Le 14 juin 2016, l’Office a communiqué l’état des charges aux
intéressés. Celui-ci fait état d’un montant de 756'847 fr. 25, correspondant
aux charges grevant l’immeuble entier, et d’une somme de 314'337 fr. 40
grevant la part de A.Z.. L’état des charges total s’élève ainsi à
1'071'184 fr. 65 et n’a pas fait l’objet de contestation.
L’Office a tenu une séance de conciliation le 14 juillet 2016,
conformément à l’art. 73e ORFI (ordonnance du 23 avril 1920 sur la
réalisation forcée des immeubles ; RS 281.42), séance à laquelle
A.Z. ainsi que certains créanciers ne se sont pas présentés. La
conciliation n’a donc pas été possible.

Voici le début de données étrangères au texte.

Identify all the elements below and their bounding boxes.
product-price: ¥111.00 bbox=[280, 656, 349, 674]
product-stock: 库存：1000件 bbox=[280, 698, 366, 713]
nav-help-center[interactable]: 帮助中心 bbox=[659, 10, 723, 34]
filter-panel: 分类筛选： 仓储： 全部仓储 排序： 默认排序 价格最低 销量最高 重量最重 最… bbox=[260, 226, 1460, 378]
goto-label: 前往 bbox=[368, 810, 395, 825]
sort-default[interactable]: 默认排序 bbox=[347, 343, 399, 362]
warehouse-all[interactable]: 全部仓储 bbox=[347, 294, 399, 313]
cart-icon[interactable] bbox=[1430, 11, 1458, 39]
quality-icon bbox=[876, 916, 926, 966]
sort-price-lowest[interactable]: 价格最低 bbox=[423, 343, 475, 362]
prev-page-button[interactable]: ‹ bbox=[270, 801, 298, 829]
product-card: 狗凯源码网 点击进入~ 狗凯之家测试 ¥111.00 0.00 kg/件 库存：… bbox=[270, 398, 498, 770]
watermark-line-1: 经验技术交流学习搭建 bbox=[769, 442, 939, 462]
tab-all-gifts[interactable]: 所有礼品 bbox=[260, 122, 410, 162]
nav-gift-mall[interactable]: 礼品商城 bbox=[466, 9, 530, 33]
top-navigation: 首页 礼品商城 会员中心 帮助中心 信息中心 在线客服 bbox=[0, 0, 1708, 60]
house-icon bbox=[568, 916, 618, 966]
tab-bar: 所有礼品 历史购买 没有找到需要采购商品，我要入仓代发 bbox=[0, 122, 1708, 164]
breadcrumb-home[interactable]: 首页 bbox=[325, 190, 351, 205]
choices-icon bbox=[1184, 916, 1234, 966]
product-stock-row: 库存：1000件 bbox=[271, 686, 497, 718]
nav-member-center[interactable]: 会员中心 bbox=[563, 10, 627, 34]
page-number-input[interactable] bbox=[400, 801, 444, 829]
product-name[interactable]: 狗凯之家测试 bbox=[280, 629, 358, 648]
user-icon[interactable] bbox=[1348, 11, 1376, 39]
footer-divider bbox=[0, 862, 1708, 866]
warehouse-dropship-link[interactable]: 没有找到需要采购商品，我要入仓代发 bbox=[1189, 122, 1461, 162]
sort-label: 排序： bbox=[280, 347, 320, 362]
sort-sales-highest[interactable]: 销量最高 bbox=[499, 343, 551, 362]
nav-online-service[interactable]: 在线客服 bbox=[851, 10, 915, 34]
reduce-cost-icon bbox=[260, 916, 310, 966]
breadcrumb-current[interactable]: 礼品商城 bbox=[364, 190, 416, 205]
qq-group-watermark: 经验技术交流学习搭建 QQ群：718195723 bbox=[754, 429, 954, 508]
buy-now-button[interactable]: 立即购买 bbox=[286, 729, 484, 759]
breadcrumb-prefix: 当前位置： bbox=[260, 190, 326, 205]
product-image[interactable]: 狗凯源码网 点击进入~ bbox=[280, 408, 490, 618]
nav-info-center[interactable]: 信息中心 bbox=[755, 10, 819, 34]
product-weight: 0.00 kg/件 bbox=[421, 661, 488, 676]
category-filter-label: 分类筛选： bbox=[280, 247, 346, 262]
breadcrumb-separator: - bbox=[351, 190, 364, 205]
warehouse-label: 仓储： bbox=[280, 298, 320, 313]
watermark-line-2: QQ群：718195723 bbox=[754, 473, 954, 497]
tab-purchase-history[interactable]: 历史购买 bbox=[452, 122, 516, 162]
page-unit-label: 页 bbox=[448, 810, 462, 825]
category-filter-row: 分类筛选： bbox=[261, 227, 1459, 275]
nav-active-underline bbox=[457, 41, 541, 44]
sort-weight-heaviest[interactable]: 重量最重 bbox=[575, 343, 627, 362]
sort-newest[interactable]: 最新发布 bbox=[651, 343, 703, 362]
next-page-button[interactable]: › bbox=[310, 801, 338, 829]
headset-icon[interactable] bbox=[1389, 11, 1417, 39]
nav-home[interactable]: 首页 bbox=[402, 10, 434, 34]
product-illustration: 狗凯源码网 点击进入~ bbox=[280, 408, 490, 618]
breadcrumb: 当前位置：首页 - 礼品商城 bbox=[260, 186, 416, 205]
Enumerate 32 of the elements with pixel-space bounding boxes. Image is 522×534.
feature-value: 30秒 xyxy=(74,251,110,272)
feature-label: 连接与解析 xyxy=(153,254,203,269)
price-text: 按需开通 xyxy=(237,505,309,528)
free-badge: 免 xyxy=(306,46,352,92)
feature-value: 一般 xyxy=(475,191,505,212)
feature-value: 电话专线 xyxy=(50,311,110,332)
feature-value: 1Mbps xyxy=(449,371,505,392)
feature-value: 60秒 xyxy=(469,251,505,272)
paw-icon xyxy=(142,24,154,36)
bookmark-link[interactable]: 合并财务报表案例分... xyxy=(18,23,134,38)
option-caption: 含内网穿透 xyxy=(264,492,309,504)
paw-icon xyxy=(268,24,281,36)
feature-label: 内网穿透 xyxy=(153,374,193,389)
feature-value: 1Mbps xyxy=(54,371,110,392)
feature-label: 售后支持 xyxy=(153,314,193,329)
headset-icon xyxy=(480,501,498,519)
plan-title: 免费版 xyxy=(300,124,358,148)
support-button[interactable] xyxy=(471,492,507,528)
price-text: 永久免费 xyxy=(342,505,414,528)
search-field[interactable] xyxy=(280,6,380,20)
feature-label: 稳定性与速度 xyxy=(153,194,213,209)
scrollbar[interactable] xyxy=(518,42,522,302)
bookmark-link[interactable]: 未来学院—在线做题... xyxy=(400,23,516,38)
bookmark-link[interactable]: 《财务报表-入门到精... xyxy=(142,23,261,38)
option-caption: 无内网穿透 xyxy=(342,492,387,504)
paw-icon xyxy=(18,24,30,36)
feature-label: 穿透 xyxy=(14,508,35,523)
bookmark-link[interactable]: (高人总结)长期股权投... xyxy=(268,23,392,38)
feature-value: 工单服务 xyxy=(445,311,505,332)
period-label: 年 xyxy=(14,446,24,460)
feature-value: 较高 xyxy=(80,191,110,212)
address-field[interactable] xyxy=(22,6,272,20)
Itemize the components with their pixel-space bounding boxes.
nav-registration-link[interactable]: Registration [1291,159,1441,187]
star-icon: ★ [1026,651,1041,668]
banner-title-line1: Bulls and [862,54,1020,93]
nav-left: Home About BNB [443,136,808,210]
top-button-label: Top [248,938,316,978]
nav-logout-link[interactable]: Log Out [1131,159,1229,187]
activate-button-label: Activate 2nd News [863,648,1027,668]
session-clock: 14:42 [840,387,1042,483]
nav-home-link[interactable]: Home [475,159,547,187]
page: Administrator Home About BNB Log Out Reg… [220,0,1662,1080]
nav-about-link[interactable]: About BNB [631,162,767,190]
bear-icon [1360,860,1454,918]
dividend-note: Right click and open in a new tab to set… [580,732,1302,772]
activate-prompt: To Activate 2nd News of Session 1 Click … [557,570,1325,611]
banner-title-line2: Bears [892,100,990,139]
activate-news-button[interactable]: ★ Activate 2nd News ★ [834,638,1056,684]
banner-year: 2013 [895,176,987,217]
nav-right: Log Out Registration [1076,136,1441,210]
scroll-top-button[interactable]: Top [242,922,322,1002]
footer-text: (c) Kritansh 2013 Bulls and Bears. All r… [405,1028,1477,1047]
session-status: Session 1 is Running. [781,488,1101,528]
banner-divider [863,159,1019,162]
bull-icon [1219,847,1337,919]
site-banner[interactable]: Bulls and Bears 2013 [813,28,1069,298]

B.Z.________ a néanmoins offert un
montant de 50'000 fr. pour l’ensemble des créanciers saisissants, sous
déduction de 20'599 fr. 85, correspondant aux avances sur pensions
alimentaires reçues, soit un total de 20'400 francs 15. Elle a toutefois
refusé de racheter la part de copropriété de A.Z.________ à réaliser.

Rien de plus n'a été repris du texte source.